К генералу Семёнову этот список, уже прошедший десятки инстанций, попал в сильно урезанном виде. В нём из девяноста шести фамилий осталось лишь восемнадцать. «Так, моих парней здесь четверо, все на месте, – думал он, просматривая список, – идиоты! Зачем нужно было вычёркивать столько народа из этого списка, пусть бы катились к чёртовой матери в свой Израиль, воздух в Москве был бы чище!». Ещё раз пробежал глазами список. «Надо бы кого-нибудь вычистить, для порядка», – подумал генерал. Чем ему не приглянулась фамилия Яши – неизвестно, только именно её он и собрался вычеркнуть, но раздался телефонный звонок, и он отложил ручку. Звонил сам Абакумов, Семёнов почти выбежал из кабинета. Яше Мойсе в очередной раз повезло.

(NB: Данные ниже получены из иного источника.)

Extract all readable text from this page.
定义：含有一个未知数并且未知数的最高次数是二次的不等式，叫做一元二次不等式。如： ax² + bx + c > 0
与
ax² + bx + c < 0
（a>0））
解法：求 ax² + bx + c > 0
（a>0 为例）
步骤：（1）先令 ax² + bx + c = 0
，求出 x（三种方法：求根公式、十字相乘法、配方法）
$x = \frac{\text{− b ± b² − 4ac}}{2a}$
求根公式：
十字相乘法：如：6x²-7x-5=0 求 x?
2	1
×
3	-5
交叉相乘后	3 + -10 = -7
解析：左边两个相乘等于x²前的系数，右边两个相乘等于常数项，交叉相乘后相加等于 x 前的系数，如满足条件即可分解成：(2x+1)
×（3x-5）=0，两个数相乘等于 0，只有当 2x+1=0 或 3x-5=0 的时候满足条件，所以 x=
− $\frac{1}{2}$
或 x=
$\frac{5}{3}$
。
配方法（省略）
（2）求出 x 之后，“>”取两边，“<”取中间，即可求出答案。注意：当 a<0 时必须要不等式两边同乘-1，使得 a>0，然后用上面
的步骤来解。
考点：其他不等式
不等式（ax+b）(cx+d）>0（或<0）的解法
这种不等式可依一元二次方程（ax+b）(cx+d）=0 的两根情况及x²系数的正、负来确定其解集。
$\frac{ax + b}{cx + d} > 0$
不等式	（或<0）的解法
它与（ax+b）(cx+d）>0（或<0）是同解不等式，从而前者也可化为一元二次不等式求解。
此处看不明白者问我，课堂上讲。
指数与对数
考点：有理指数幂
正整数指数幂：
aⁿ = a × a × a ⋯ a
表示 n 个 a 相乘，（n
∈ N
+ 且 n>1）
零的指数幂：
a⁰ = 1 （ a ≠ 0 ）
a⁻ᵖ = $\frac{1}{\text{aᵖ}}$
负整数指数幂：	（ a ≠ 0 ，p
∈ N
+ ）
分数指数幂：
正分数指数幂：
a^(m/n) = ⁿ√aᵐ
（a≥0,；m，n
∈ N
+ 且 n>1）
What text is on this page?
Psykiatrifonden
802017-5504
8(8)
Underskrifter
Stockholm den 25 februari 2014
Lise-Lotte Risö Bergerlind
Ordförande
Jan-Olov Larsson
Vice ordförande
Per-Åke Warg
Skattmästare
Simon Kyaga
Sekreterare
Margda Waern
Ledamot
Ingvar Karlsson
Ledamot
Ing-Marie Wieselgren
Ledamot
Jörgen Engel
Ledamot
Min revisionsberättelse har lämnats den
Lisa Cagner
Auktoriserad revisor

И настал, наконец, тот счастливый день, когда Якову Мойсе дали разрешение на выезд. Это была советская виза второго рода, которая разрешала покинуть страну навсегда. Закончились ночные страхи и кошмары, и Боря Крамер, друг, накрыл стол не где-нибудь, а в Метрополе, на втором этаже, в шаляпинском кабинете. Боря был здесь своим человеком, поскольку не раз после концертов приводил сюда на ужин звёзд кино и театра.

Официанты выстраивались в очередь считали за честь обслужить таких гостей. И даже главный швейцар Метрополя Фролыч, штатный сотрудник МГБ, сквозь пальцы смотрел на пьяные выходки Бориных гостей, и даже не упоминал об этом в своих отчётах, за что был неоднократно «обласкан» щедрым на подношения Борисом Крамером.

Когда Яша Мойсе вошёл в шаляпинский кабинет Метрополя, у него зарябило в глазах от стоящих на столе серебряных приборов, фаянсовых и хрустальных на льду вазочек с чёрной и красной икрой. Были белые грибы, запеченные в сметане с соусом из шампанского, но больше всего Яшу потряс фрукт посередине стола. В этот вечер он узнал, что на свете существуют ананасы.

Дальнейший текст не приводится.